# Whats the difference??



## reynolds29 (Sep 7, 2009)

Hi everyone.
Can anyone help me out.? Why are there so many vw's out there, that look the same, but have different names? ie:

T4....T5...T30...T32. I don't understand. what is the difference between them all? please help!!


----------



## maingate (Sep 7, 2009)

reynolds29 said:


> Hi everyone.
> Can anyone help me out.? Why are there so many vw's out there, that look the same, but have different names? ie:
> 
> T4....T5...T30...T32. I don't understand. what is the difference between them all? please help!!
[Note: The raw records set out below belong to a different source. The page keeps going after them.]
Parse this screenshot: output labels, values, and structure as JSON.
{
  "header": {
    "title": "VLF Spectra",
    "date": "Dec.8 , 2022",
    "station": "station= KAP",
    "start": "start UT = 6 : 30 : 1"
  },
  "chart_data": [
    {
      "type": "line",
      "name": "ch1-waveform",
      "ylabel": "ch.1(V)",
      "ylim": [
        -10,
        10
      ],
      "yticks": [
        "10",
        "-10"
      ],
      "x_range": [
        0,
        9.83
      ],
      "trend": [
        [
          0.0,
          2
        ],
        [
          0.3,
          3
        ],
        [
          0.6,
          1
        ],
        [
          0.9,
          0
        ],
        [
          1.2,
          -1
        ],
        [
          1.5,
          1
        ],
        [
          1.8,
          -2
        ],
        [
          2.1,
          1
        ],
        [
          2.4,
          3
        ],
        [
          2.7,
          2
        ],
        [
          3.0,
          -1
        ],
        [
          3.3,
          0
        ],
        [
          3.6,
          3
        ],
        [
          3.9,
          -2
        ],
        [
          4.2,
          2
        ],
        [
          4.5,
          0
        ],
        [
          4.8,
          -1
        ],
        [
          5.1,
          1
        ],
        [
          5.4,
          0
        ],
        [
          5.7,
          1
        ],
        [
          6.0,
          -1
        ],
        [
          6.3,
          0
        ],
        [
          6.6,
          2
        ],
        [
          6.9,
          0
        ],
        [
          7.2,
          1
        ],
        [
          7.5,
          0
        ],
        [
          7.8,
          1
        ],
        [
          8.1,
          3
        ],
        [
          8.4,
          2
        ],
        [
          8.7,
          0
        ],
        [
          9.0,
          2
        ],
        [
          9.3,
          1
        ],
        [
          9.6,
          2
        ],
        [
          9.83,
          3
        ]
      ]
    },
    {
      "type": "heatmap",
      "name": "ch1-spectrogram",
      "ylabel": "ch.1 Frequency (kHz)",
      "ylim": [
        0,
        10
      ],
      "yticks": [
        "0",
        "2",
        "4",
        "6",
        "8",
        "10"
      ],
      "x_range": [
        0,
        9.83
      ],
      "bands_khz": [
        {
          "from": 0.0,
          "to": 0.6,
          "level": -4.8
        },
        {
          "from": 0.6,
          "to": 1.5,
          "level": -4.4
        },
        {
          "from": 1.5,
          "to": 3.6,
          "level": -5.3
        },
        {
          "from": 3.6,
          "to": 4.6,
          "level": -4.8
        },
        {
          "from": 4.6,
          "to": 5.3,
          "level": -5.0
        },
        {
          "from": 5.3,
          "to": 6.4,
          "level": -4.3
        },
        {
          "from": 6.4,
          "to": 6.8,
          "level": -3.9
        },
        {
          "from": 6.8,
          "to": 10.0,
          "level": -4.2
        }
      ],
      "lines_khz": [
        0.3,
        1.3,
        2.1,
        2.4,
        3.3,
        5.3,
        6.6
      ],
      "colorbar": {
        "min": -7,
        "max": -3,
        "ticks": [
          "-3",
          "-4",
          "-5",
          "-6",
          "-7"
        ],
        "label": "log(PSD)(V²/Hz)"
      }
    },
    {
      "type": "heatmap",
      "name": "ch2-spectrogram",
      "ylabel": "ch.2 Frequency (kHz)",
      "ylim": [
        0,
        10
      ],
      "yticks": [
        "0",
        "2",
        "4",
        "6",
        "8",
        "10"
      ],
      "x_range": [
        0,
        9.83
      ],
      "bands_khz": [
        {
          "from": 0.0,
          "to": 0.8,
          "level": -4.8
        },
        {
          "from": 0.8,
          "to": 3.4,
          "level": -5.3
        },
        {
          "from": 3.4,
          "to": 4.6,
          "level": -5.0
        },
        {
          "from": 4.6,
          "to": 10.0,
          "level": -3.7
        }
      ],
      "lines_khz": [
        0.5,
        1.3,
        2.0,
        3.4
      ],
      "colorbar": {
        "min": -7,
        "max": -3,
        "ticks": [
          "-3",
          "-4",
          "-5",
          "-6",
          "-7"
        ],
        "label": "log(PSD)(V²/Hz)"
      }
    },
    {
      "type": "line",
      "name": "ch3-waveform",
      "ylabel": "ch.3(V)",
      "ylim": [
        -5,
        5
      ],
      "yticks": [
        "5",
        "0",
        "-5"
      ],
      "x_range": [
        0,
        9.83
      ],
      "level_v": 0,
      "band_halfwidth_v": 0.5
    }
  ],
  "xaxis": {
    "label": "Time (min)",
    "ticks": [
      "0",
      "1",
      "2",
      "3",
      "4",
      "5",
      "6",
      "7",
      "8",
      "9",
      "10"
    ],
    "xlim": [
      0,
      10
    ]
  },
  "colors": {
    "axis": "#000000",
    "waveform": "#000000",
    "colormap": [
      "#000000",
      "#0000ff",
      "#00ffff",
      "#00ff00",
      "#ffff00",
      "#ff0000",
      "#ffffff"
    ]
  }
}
Its a German thing they have about numbers.

FW 190
Messerschmitt 109
Junkers 88

The poor Stuka must have felt awful without a number to its name.


----------



## robjmckinney (Sep 7, 2009)

*Stuka 87*

Was not the number for a Stuka 87!


----------



## maingate (Sep 7, 2009)

robjmckinney said:


> Was not the number for a Stuka 87!


Nobody likes a clever bugger


----------



## Nomad1 (Sep 7, 2009)

and what about Audi,,,,,audi 80,,audi 90,,audi 100

 then the a3,,a4,,a6,,a8 .

 yeah i agree it must be a german thing..


----------



## Firefox (Sep 7, 2009)

Stuka was a Junkers and had a number too... 80 something I think

As for the VW Transporters for rob, trot along to 

Volkswagen Commercial Vehicles - Wikipedia, the free encyclopedia

Under company highlights are links to all the T numbers with photos.


----------



## maingate (Sep 7, 2009)

Ve haf vays of making you Englanders confused


----------



## Firefox (Sep 7, 2009)

Yep, especially when the later generation type 2 was called the T3. I never quite realised that till I looked at the wiki website 

Anyway the VW transporters are like Apple Mac computers... nice machines but over-hyped with a cult following who will believe anything the company puts out and woe betide if you tell them otherwise


----------



## maingate (Sep 8, 2009)

> and woe betide if you tell them otherwise



You are correct.I believe a Polish chap did just that in 1939.


----------